Tuesday, December 19, 2023

Book Review: The Deep Sky by Yume Kitasei


 

The Deep Skyby  Yume Kitasei

399 pages, Hardcover
Published July, 2023 by Flatiron Books

Let me make it clear, that I root for every book, every book I open, I want it to rule, and I want to enjoy the experience every time. Science Fiction most of all. I don't remember where or how I heard of this novel. At some point, I put a hold on it at the library and was just hanging out on my hold shelf at the library. I honestly don't remember why I put it on hold.

I started reading it cold, reading nothing of the plot, but I did see this was the author's debut novel. This is a technically well-written novel and I enjoyed reading it for the most part. It was such a straightforward 21st-century science fiction novel it felt kinda like eating a plain bagel. I like my science fiction weird, with some jagged edges and that is not this.

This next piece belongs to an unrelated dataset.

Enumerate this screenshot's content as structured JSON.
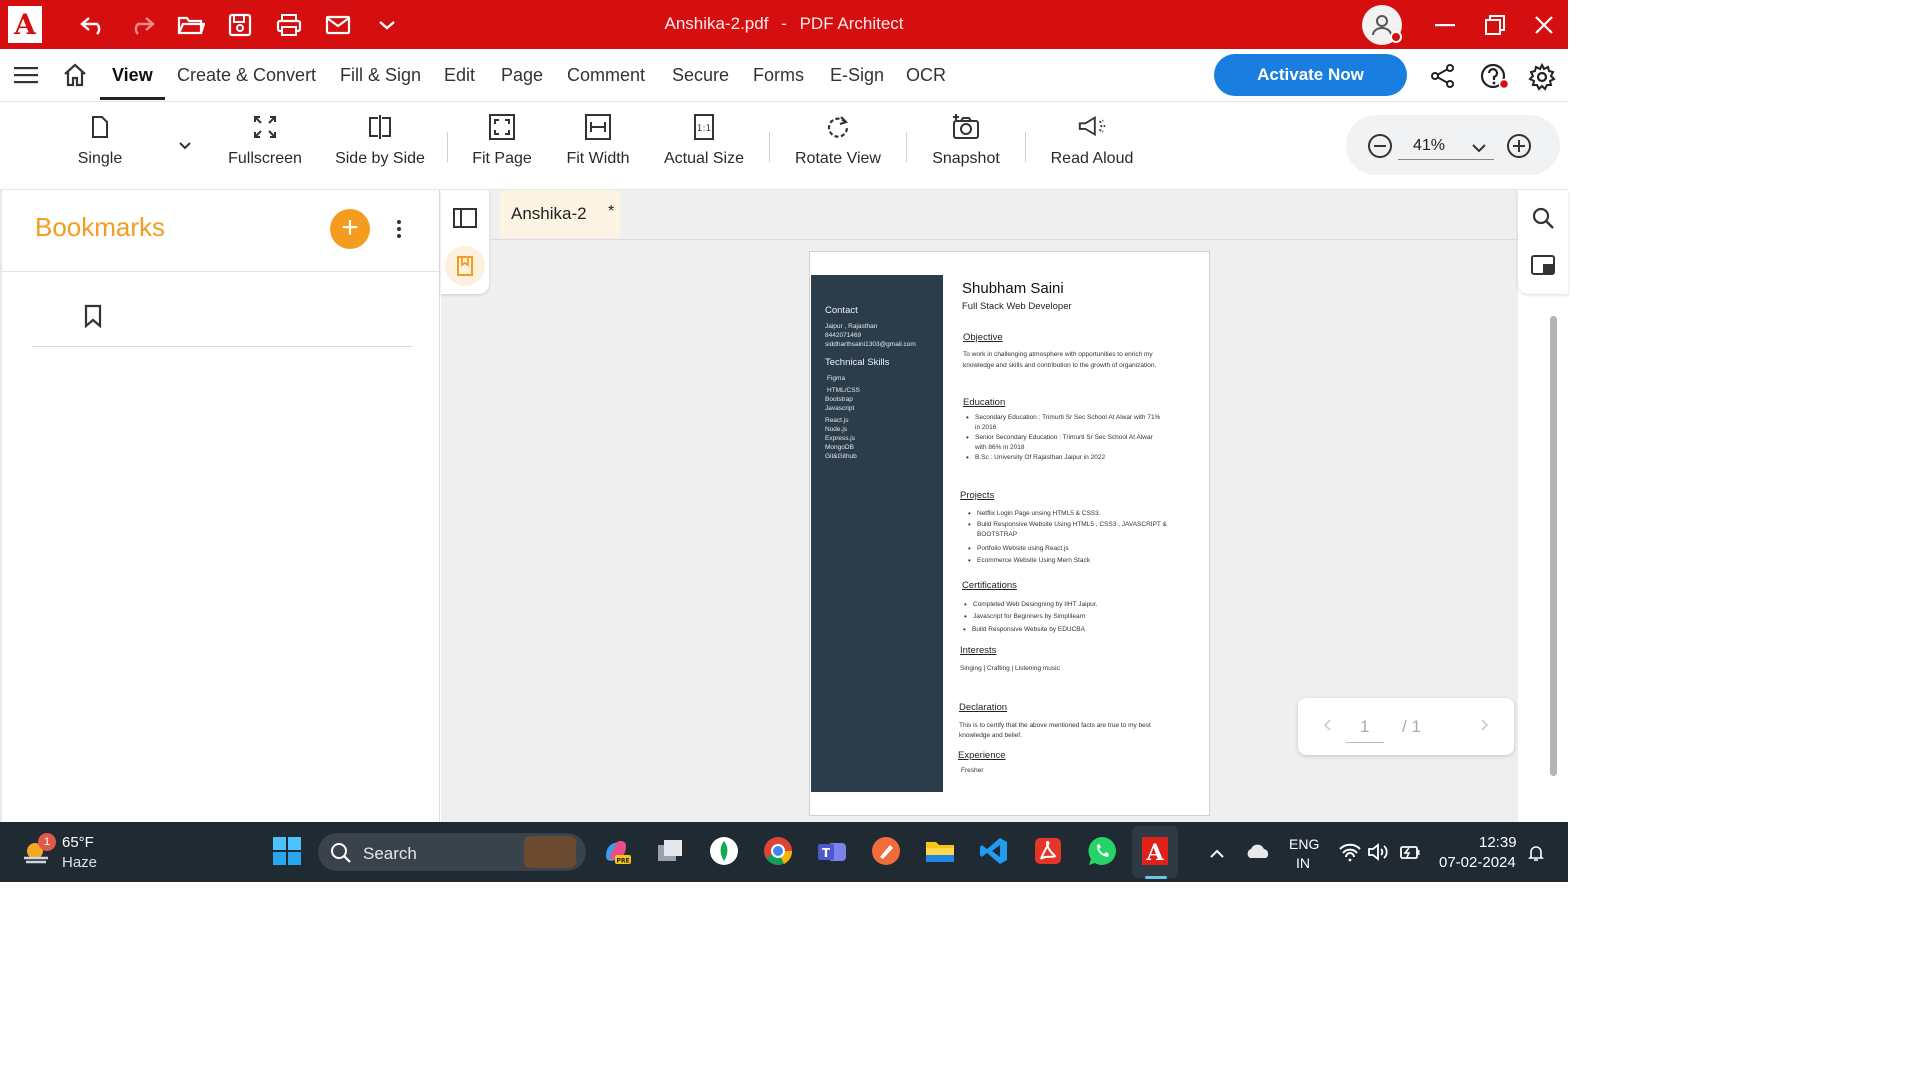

To me, this felt like a super safe, down the middle mostly "hard" Science fiction. the story of Auska a half-Japanese woman who is chosen to represent Japan on a dangerous mission. The Phoenix is a generation ship sent out into the void to make sure the human race survives the coming ecological crisis. Trained from their young adult years a crew of all women who travel to the new worlds and mother to a new generation on the new world are traveling out.

The novel's events start with an explosion and Auska or point of view character barely survives. This starts the narrative that cuts back and forth with details about the training. It had to be this way since the first half being set up for the mission could have worked; it was better to have the action of the mission drive the narrative.

Auska and Ruth's story also benefits from how information is released slowly and carefully. The order of everything is carefully designed to keep the reader assuming that we will get answers to the mystery of who bombed the ship.

One of the problems I had with this novel is there was little new that I felt the novel brought to the table. The concept of the DAR (which I think stands for some form of augmented reality) was interesting, in that it made every corner of the ship like the holodeck, to keep the astronauts from feeling trapped in the tin can of the ship.

“Sometimes Auska admitted, but only after Gabriela was gone. She reached two fingers to her temple and triggered her DAR. She should be floating in the sky above Earth, arms outstretched surrounded by birds, but wherever she looked, puce-colored clouds pressed in. She couldn’t see a thing.”

The DAR was used in the story, it was Auska's malfunction in the system that led to key revelations, but I really thought we would go weirder places with it. I kept waiting for the AI or the antagonist to use this tech to manipulate reality.

For me, one of my favorite aspects was the relationship between Auska and her radical environmentalist mother. I could have used more of that part of the story. I am sure that is just a me thing.  That is part of the problem the novel lacks a true antagonist. That could be seen as refreshing, but I saw it as a missed opportunity.

“She thought how there was nothing pure about love after all. How it had to get muddy with misunderstanding. People like her mother, like Ruth, they would always be other stars, visible but impossibly far away, and she would have to settle for imagining she knew what they were like inside.”

I don’t want to sound like I am being too hard on this author and this book. I was entertained. And there were things I liked about the experience. *Spoilers ahead* The biggest problem I had with it is something I am not sure would affect most Sci-fi readers. Too safe not enough jagged edges. The idea that a radical made it on the Phoenix was far more interesting than the story solution we got. This novel seemed to run away from dramatic tension. Auska and Ruth come together in a greater understanding. I felt lots of dramatic potential was left on the table. The fact that the great distance of interstellar space kept Auska and her mother from coming to terms with each other was great drama again I thought it was best to leave it unsolved.

Yume Kitasei is a talented writer and I will check out her work in the future. The Deep Sky had enough going for it, that I am excited to see where she goes from here.